At Christmas time, her family would drive to State Street and about 1300 South to select a tree from a woman who brought them in from Montana. The woman was kind of enough to let Toronto and her siblings have their only little trees to put in their bedrooms. 

“She didn’t even make us pay for the little ones,” Toronto recalled. “That tradition of having small trees in the children’s bedrooms has passed down to my grandchildren.” 

When it came to gifts during the holidays, she said that each of her siblings would get one big gift—the girls mainly got dolls and her brother got a toy train or a car. 
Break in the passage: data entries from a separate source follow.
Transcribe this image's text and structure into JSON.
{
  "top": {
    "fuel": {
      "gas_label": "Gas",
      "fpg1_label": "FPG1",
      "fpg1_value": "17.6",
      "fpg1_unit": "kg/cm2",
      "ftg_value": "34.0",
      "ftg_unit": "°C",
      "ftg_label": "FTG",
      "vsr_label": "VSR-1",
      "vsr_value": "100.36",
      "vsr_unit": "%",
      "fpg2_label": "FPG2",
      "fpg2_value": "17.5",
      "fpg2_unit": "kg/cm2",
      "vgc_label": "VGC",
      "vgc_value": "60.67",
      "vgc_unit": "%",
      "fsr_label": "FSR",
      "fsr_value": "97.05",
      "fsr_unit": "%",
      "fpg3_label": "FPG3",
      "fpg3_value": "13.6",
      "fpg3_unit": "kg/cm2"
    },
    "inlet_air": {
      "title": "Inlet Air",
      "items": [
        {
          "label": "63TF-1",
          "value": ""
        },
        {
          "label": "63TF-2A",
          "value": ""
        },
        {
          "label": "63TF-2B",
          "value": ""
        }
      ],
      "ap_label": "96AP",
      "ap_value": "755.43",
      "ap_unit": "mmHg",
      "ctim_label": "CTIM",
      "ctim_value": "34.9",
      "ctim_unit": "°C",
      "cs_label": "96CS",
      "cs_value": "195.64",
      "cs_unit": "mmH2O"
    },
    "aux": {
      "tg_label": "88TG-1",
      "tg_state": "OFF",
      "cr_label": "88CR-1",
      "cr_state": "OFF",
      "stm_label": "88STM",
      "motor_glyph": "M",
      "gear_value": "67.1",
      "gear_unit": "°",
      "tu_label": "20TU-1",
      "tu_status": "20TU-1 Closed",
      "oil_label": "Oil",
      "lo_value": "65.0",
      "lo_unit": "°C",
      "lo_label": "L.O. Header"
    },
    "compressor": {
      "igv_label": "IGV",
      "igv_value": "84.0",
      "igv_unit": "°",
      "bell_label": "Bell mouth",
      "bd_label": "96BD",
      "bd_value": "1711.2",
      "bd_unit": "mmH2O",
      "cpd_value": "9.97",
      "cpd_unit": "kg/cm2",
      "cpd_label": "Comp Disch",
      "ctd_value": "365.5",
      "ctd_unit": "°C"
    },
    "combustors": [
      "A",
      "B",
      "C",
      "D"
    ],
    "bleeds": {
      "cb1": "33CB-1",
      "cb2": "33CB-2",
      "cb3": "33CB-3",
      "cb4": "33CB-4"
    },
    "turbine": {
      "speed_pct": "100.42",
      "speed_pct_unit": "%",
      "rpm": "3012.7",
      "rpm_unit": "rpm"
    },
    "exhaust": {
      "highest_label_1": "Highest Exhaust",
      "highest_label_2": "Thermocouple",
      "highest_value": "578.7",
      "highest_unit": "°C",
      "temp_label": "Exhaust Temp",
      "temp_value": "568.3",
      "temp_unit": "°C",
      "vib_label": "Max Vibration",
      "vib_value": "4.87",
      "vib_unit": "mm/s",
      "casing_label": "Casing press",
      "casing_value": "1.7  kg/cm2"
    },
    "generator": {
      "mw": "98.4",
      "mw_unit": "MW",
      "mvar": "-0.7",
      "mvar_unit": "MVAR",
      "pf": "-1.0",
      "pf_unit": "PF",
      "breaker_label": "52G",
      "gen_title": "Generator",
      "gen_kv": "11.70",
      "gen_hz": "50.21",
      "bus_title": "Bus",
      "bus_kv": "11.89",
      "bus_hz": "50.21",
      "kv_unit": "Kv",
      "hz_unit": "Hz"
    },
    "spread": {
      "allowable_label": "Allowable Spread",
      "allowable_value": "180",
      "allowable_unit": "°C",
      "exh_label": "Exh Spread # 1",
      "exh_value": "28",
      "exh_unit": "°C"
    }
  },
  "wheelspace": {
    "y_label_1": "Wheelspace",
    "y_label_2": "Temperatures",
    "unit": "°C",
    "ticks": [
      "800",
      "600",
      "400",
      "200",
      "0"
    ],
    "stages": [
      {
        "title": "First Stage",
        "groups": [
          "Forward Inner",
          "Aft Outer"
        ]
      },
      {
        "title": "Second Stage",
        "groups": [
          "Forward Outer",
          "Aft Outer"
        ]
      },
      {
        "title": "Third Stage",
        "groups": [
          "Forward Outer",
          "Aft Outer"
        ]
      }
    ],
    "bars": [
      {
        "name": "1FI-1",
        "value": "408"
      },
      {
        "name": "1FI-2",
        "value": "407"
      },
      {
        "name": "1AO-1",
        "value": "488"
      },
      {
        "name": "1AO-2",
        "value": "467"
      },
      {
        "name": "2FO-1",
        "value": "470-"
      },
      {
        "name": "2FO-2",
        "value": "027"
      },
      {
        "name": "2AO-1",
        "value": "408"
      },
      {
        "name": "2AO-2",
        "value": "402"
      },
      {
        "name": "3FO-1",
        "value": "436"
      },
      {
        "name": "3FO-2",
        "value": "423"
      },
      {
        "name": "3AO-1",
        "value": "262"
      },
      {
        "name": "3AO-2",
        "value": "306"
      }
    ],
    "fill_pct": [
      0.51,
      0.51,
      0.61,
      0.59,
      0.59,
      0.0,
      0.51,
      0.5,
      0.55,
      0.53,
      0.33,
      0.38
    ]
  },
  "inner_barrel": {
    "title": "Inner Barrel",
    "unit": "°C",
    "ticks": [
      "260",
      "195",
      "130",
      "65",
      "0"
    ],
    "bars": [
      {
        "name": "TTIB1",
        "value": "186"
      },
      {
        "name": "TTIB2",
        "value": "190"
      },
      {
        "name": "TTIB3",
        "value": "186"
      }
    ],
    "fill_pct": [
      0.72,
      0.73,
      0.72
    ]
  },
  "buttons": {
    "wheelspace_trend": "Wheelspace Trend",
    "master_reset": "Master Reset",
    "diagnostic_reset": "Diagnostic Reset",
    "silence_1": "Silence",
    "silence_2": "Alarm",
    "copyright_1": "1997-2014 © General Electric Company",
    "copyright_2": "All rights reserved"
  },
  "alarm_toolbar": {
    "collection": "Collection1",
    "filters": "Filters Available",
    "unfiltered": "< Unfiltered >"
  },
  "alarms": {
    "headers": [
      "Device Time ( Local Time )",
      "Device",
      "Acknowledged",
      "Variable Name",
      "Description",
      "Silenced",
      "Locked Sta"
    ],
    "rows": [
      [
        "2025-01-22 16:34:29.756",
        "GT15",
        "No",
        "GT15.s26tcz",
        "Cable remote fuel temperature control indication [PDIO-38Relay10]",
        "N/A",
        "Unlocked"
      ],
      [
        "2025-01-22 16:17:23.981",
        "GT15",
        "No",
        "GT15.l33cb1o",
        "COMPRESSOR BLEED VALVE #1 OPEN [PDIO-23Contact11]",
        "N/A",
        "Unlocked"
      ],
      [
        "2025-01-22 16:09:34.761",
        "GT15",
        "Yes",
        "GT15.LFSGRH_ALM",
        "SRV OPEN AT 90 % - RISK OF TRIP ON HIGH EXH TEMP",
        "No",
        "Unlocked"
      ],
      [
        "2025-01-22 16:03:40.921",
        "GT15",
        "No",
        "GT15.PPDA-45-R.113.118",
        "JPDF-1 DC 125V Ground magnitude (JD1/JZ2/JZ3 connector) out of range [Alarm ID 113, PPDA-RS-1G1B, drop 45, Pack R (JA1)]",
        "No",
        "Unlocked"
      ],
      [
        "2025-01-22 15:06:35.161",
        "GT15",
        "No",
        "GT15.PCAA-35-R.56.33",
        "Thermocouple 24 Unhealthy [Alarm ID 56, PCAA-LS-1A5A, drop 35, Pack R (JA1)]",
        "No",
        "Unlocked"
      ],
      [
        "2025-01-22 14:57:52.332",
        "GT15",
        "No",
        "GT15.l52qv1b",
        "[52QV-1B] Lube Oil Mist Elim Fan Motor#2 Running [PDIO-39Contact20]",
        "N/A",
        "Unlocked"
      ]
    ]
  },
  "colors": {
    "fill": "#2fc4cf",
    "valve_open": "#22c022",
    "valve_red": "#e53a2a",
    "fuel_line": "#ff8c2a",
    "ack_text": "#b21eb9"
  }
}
After or before presents—depending on when their father had to work—their dad would make them a breakfast called Finnan haddie, which is fish cooked in milk that you put on toast and pour the remaining milk over. 

“It was terrible,” Toronto laughed, “but my mom and dad thought it was a delicacy, so we all acted like it was wonderful because we had it only once a year.” 

After breakfast, neighborhood families visited each other to see what presents they got and hand out homemade cookies and candy. Everyone was in the same financial situation, so no one felt better than anyone else and there was no jealousy, she said. 

Toronto graduated from South High School because Highland hadn’t been built yet, but all her children attend Highland High School. After she got married in 1950, she and her husband moved to a home on Parley’s Canyon Boulevard across from The Country Club Golf Course. Her husband worked at the hospital and if he got home early, he’d watch the kids while she took a break to see a movie at the Southeast Theater by the library. 

“It gave me a chance to get away from the kids and see something else,” Toronto said. “We couldn’t afford to both go out at the same time and hire a sitter so if he ever got home by 9 p.m., that was my big outing.” 

She would also take her kids to Sprague Library every week to pick out books, which the girls loved to do more than the boys. Instead, her boys would run across the street to the golf course and get chased by the warden. She didn’t find this out until they were older. 

Despite their mischief, she always felt her children had a safe childhood in Sugar House. “I look back and I saw, the Lord has blessed me,” Toronto said about growing up and raising her kids in Sugar House.